2016-11-02 15:40:40 +0700, Robert Elz:
[...]
>   | If 'mktemp' were a POSIX standard utility, this wouldn't be an issue,
>   | but it's not, so it is.
> 
> mktemp certainly makes it easier (and more efficient) to create unique
> filenames (and is now ubiquitous enough that it probably ought be added)
> but it isn't required - locking can be done without it, and with locking
> a scheme can be written which creates files as needed (the lock file isn't
> the file ultimately to be created, just a lock - when the lock is owned,
> the script no longer needs atomic operations, it can test and create quite
> safely.)
[...]

You're looking at it from the point of view of locking. As you
say, ln or mkdir can be used for that instead.

set -C is often used as a way to create a temp file (a poor
man's mktemp). And as currently implemented it is not safe.

A typical implementation of mktemp as a POSIX shell function is:

mktemp() {
  mktemp_prefix=${TMPDIR:-/tmp}/$1.$$
  mktemp_suffix=
  mktemp_fd=${2-1}

  case $- in
    (*C*) mktemp_restore=;;
    (*) mktemp_restore="set +C"; set -C;;
  esac

  mktemp_mask=$(umask)
  umask 077 || return

  mktemp_ret=0
  mktemp_n=0

  until
    REPLY=$mktemp_prefix$mktemp_suffix
    eval 'command exec '"$mktemp_fd"'<> "$REPLY"' 2> /dev/null &&
      [ -f "$REPLY" ] &&
      [ ! -L "$REPLY" ]
  do
    mktemp_n=$((mktemp_n + 1))
    if [ "$mktemp_n" -gt 20 ]; then
      echo >&2 "Unable to create a temp file after $mktemp_n attemps"
      eval "command exec $mktemp_fd>&-" 2> /dev/null
      REPLY=
      mktemp_ret=1
      break
    fi
    mktemp_suffix=.$mktemp_n
  done

  eval "$mktemp_restore"
  umask "$mktemp_mask"
  return "$mktemp_ret"
}

mktemp "${0##*/}.tmp" 3 || exit
echo test >&3
rm -f "$REPLY"


Here, the fact that set -C has an internal race condition
matters as much as the fact that it will happily open non-regular files.
Our [ -f "$REPLY" ] is also racy.

The race in set -C means an attacker can make you clobber any file, but
even if that race window is closed, that still means an attacker can
make you open or clobber any device/fifo file.
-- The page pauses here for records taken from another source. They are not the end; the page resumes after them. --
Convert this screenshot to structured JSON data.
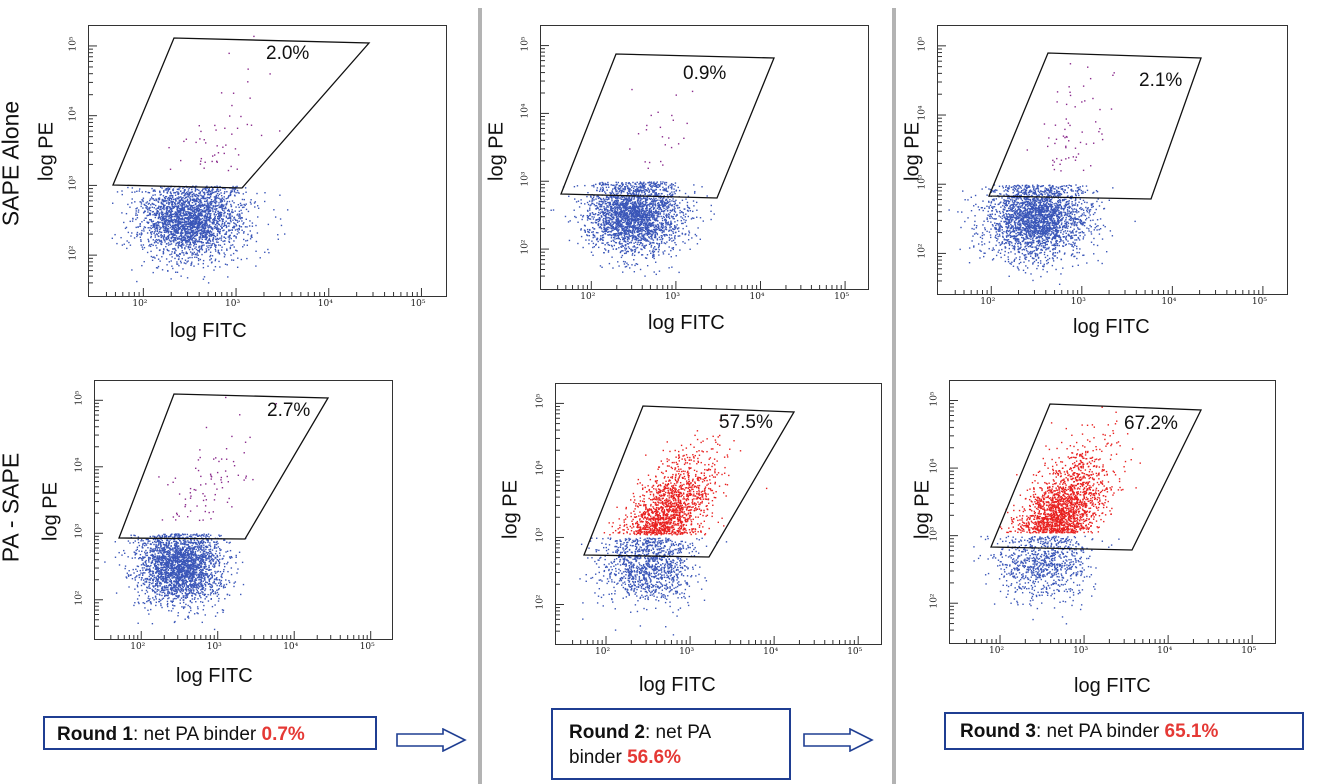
{
  "chart_data": [
    {
      "type": "scatter",
      "row": "SAPE Alone",
      "column": "Round 1",
      "xlabel": "log FITC",
      "ylabel": "log PE",
      "xlim_log10": [
        1.5,
        5.2
      ],
      "ylim_log10": [
        1.5,
        5.2
      ],
      "gate_percent": "2.0%",
      "x_ticks": [
        "10²",
        "10³",
        "10⁴",
        "10⁵"
      ],
      "y_ticks": [
        "10²",
        "10³",
        "10⁴",
        "10⁵"
      ],
      "population_center_log10": {
        "x": 2.5,
        "y": 2.5
      },
      "gated_fraction": 0.02
    },
    {
      "type": "scatter",
      "row": "SAPE Alone",
      "column": "Round 2",
      "xlabel": "log FITC",
      "ylabel": "log PE",
      "xlim_log10": [
        1.5,
        5.2
      ],
      "ylim_log10": [
        1.5,
        5.2
      ],
      "gate_percent": "0.9%",
      "x_ticks": [
        "10²",
        "10³",
        "10⁴",
        "10⁵"
      ],
      "y_ticks": [
        "10²",
        "10³",
        "10⁴",
        "10⁵"
      ],
      "population_center_log10": {
        "x": 2.5,
        "y": 2.5
      },
      "gated_fraction": 0.009
    },
    {
      "type": "scatter",
      "row": "SAPE Alone",
      "column": "Round 3",
      "xlabel": "log FITC",
      "ylabel": "log PE",
      "xlim_log10": [
        1.5,
        5.2
      ],
      "ylim_log10": [
        1.5,
        5.2
      ],
      "gate_percent": "2.1%",
      "x_ticks": [
        "10²",
        "10³",
        "10⁴",
        "10⁵"
      ],
      "y_ticks": [
        "10²",
        "10³",
        "10⁴",
        "10⁵"
      ],
      "population_center_log10": {
        "x": 2.5,
        "y": 2.5
      },
      "gated_fraction": 0.021
    },
    {
      "type": "scatter",
      "row": "PA - SAPE",
      "column": "Round 1",
      "xlabel": "log FITC",
      "ylabel": "log PE",
      "xlim_log10": [
        1.5,
        5.2
      ],
      "ylim_log10": [
        1.5,
        5.2
      ],
      "gate_percent": "2.7%",
      "x_ticks": [
        "10²",
        "10³",
        "10⁴",
        "10⁵"
      ],
      "y_ticks": [
        "10²",
        "10³",
        "10⁴",
        "10⁵"
      ],
      "population_center_log10": {
        "x": 2.5,
        "y": 2.5
      },
      "gated_fraction": 0.027
    },
    {
      "type": "scatter",
      "row": "PA - SAPE",
      "column": "Round 2",
      "xlabel": "log FITC",
      "ylabel": "log PE",
      "xlim_log10": [
        1.5,
        5.2
      ],
      "ylim_log10": [
        1.5,
        5.2
      ],
      "gate_percent": "57.5%",
      "x_ticks": [
        "10²",
        "10³",
        "10⁴",
        "10⁵"
      ],
      "y_ticks": [
        "10²",
        "10³",
        "10⁴",
        "10⁵"
      ],
      "population_center_log10": {
        "x": 2.5,
        "y": 2.6
      },
      "gated_fraction": 0.575
    },
    {
      "type": "scatter",
      "row": "PA - SAPE",
      "column": "Round 3",
      "xlabel": "log FITC",
      "ylabel": "log PE",
      "xlim_log10": [
        1.5,
        5.2
      ],
      "ylim_log10": [
        1.5,
        5.2
      ],
      "gate_percent": "67.2%",
      "x_ticks": [
        "10²",
        "10³",
        "10⁴",
        "10⁵"
      ],
      "y_ticks": [
        "10²",
        "10³",
        "10⁴",
        "10⁵"
      ],
      "population_center_log10": {
        "x": 2.5,
        "y": 2.6
      },
      "gated_fraction": 0.672
    }
  ],
  "row_labels": [
    "SAPE Alone",
    "PA - SAPE"
  ],
  "summaries": [
    {
      "round": "Round 1",
      "text": ": net PA binder ",
      "value": "0.7%"
    },
    {
      "round": "Round 2",
      "text": ": net PA",
      "text2": "binder ",
      "value": "56.6%"
    },
    {
      "round": "Round 3",
      "text": ": net PA binder ",
      "value": "65.1%"
    }
  ],
  "colors": {
    "negative": "#3a56b8",
    "positive": "#e8201f",
    "gated_low": "#8a2a8c",
    "box_border": "#1f3e92",
    "value_red": "#e53935"
  }
}
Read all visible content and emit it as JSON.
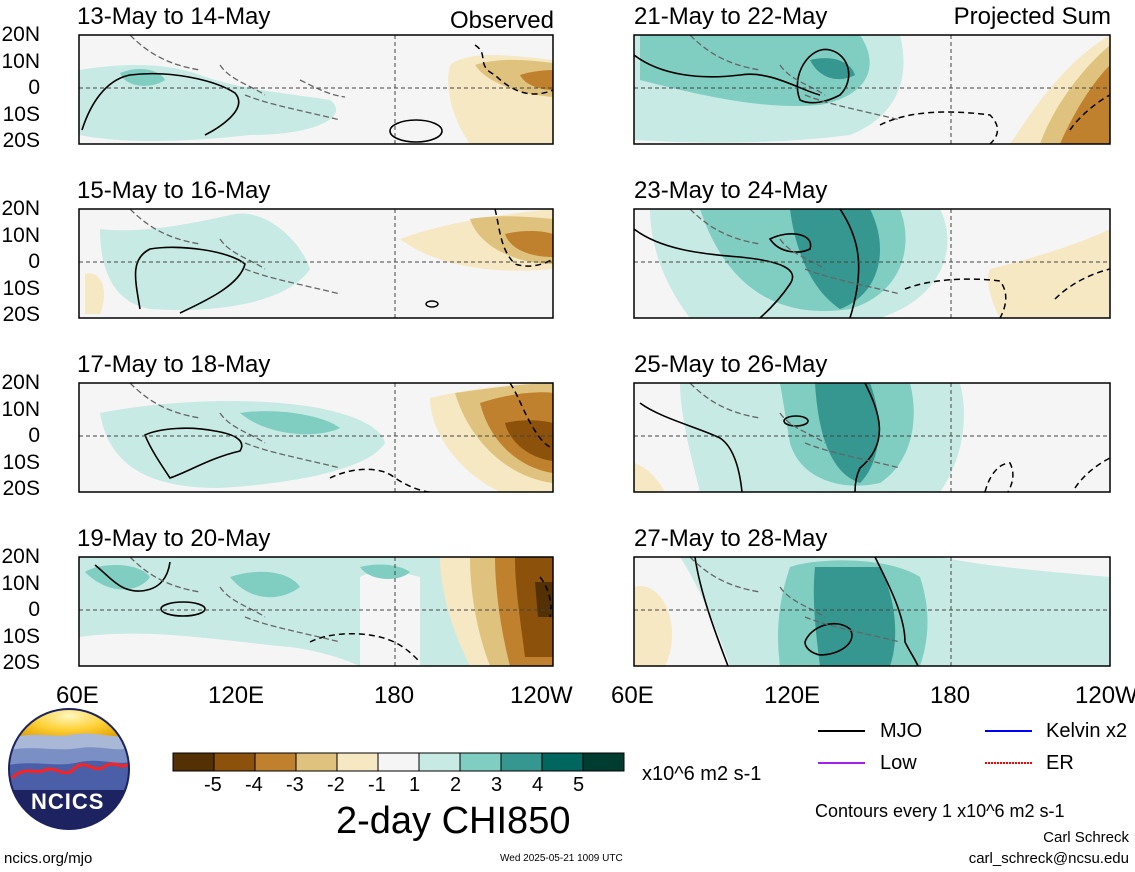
{
  "panels": {
    "left": [
      {
        "title": "13-May to 14-May",
        "tag": "Observed"
      },
      {
        "title": "15-May to 16-May",
        "tag": ""
      },
      {
        "title": "17-May to 18-May",
        "tag": ""
      },
      {
        "title": "19-May to 20-May",
        "tag": ""
      }
    ],
    "right": [
      {
        "title": "21-May to 22-May",
        "tag": "Projected Sum"
      },
      {
        "title": "23-May to 24-May",
        "tag": ""
      },
      {
        "title": "25-May to 26-May",
        "tag": ""
      },
      {
        "title": "27-May to 28-May",
        "tag": ""
      }
    ]
  },
  "lat_labels": [
    "20N",
    "10N",
    "0",
    "10S",
    "20S"
  ],
  "lon_labels": [
    "60E",
    "120E",
    "180",
    "120W"
  ],
  "colorbar": {
    "ticks": [
      "-5",
      "-4",
      "-3",
      "-2",
      "-1",
      "1",
      "2",
      "3",
      "4",
      "5"
    ],
    "colors": [
      "#543005",
      "#8c510a",
      "#bf812d",
      "#dfc27d",
      "#f6e8c3",
      "#f5f5f5",
      "#c7eae5",
      "#80cdc1",
      "#35978f",
      "#01665e",
      "#003c30"
    ],
    "units": "x10^6 m2 s-1"
  },
  "main_title": "2-day CHI850",
  "legend": {
    "mjo": "MJO",
    "kelvin": "Kelvin x2",
    "low": "Low",
    "er": "ER",
    "colors": {
      "mjo": "#000000",
      "kelvin": "#0000ff",
      "low": "#a020f0",
      "er": "#ff0000"
    }
  },
  "contours_note": "Contours every 1 x10^6 m2 s-1",
  "author": "Carl Schreck",
  "email": "carl_schreck@ncsu.edu",
  "url": "ncics.org/mjo",
  "timestamp": "Wed 2025-05-21 1009 UTC",
  "logo_text": "NCICS"
}
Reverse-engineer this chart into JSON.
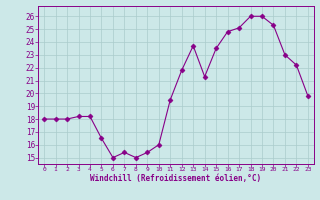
{
  "hours": [
    0,
    1,
    2,
    3,
    4,
    5,
    6,
    7,
    8,
    9,
    10,
    11,
    12,
    13,
    14,
    15,
    16,
    17,
    18,
    19,
    20,
    21,
    22,
    23
  ],
  "temps": [
    18,
    18,
    18,
    18.2,
    18.2,
    16.5,
    15,
    15.4,
    15,
    15.4,
    16.0,
    19.5,
    21.8,
    23.7,
    21.3,
    23.5,
    24.8,
    25.1,
    26.0,
    26.0,
    25.3,
    23.0,
    22.2,
    19.8
  ],
  "line_color": "#880088",
  "marker": "D",
  "bg_color": "#cce8e8",
  "grid_color": "#aacccc",
  "xlabel": "Windchill (Refroidissement éolien,°C)",
  "ylim": [
    14.5,
    26.8
  ],
  "yticks": [
    15,
    16,
    17,
    18,
    19,
    20,
    21,
    22,
    23,
    24,
    25,
    26
  ],
  "xticks": [
    0,
    1,
    2,
    3,
    4,
    5,
    6,
    7,
    8,
    9,
    10,
    11,
    12,
    13,
    14,
    15,
    16,
    17,
    18,
    19,
    20,
    21,
    22,
    23
  ],
  "tick_color": "#880088",
  "label_color": "#880088",
  "spine_color": "#880088"
}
At the moment, there's no way (that I know) to create a temp file
reliably with POSIX utilities (though it may be possible to create a
temp dir reliably, which is generally a better idea than creating a temp
file in a world writable directory anyway).

Or IOW, rather than adding a O_NOCLOBBER open flag to fix that (not very
useful) "set -C", it would be more useful to add a proper shell
interface to O_EXCL.

One to O_NOFOLLOW (or to any arbitrary open flag supported by
the system as suggested in that zsh ML thread) would be welcome as well.